Although the present study is strengthened by its relatively large sample size and prospective data collection, several limitations should be considered. The sample is predominantly European, reflecting the worldwide predominance of Europeans with type 1 diabetes. However, this may limit our ability to identify factors that are only of significance in the smaller ethnic groups. No data on family composition or cohesiveness, which likely mediate some of the effects of ethnicity and deprivation on metabolic control, were collected [13, 19, 47]. Since hypoglycaemia was a rare event the confidence intervals are broad and rates can be affected by recall bias. However, bias is likely to be minimal given that data were collected every 3 months.

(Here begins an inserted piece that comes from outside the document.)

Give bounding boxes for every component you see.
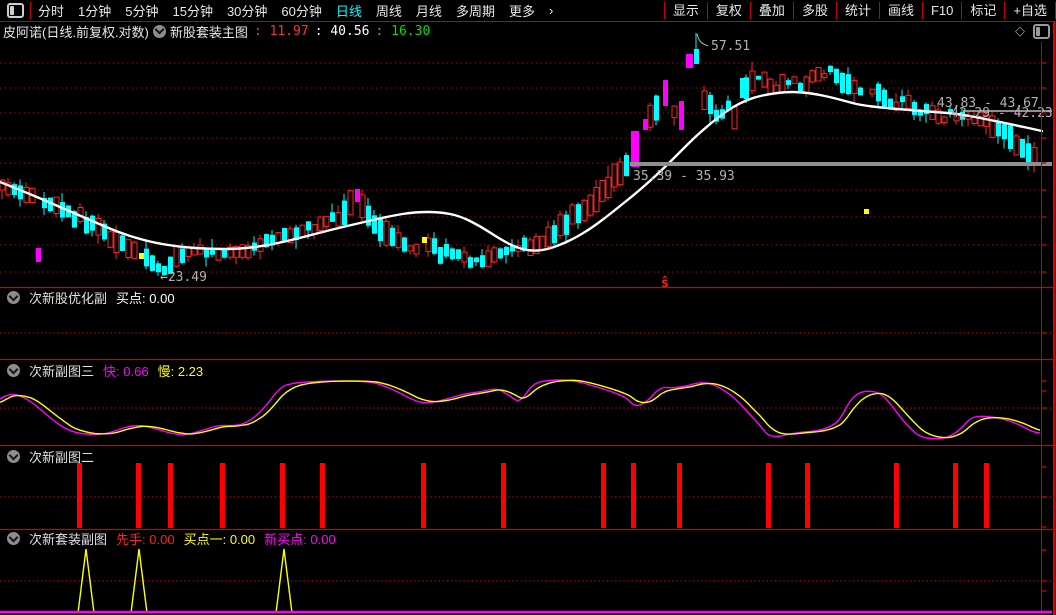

Our measure of ethnicity reflects cultural identity rather than genetic background, which may influence diabetes expression. Furthermore, approximately 10% of New Zealanders identify with more than one ethnic group [20], with higher rates among younger age groups as a result of ethnic intermarriage. Prioritised ethnicity, as used in the present study, reduces ethnic diversity and may conceal differences between those identifying with more than one ethnicity and the prioritised group [48]. Similarly, NZDep01 indices apply to areas rather than individual households, and some families, particularly those from smaller minority groups, may choose to live in communities based on ethnicity rather than socioeconomic factors. However, NZDep01 has relatively fine granularity and correlates consistently with individual health outcomes [49]. It should be noted that these issues would be likely to minimise, not increase, differences between groups in the present study.

Finally, in the current study, data were collected over more than a decade, coinciding with the introduction of analogue insulins, increased emphasis on glucose self-monitoring and stricter glycaemic targets. Despite these therapeutic changes, there was no change in mean HbA1c over time (p = 0.09, data not shown), with the clinic mean HbA1c varying from 8.1% (1995) to 8.5% (1996 and 2003). This may be related to factors such as the almost doubling of patient numbers and increasing patient age (mean 9.0 years in 1995 to 10.3 years in 2005, p < 0.001).

In conclusion, this study suggests that Maori and Pacific children with type 1 diabetes are at greater risk of poor glycaemic control and that this risk is related, but not solely due to SES. The apparently independent effects of ethnicity over and above SES have important implications for diabetes care and suggest that standard diabetes practice is not optimal for some cultures. Given the association between HbA1c and the risk of long-term complications, further research to understand and improve these ethnic disparities is of great importance.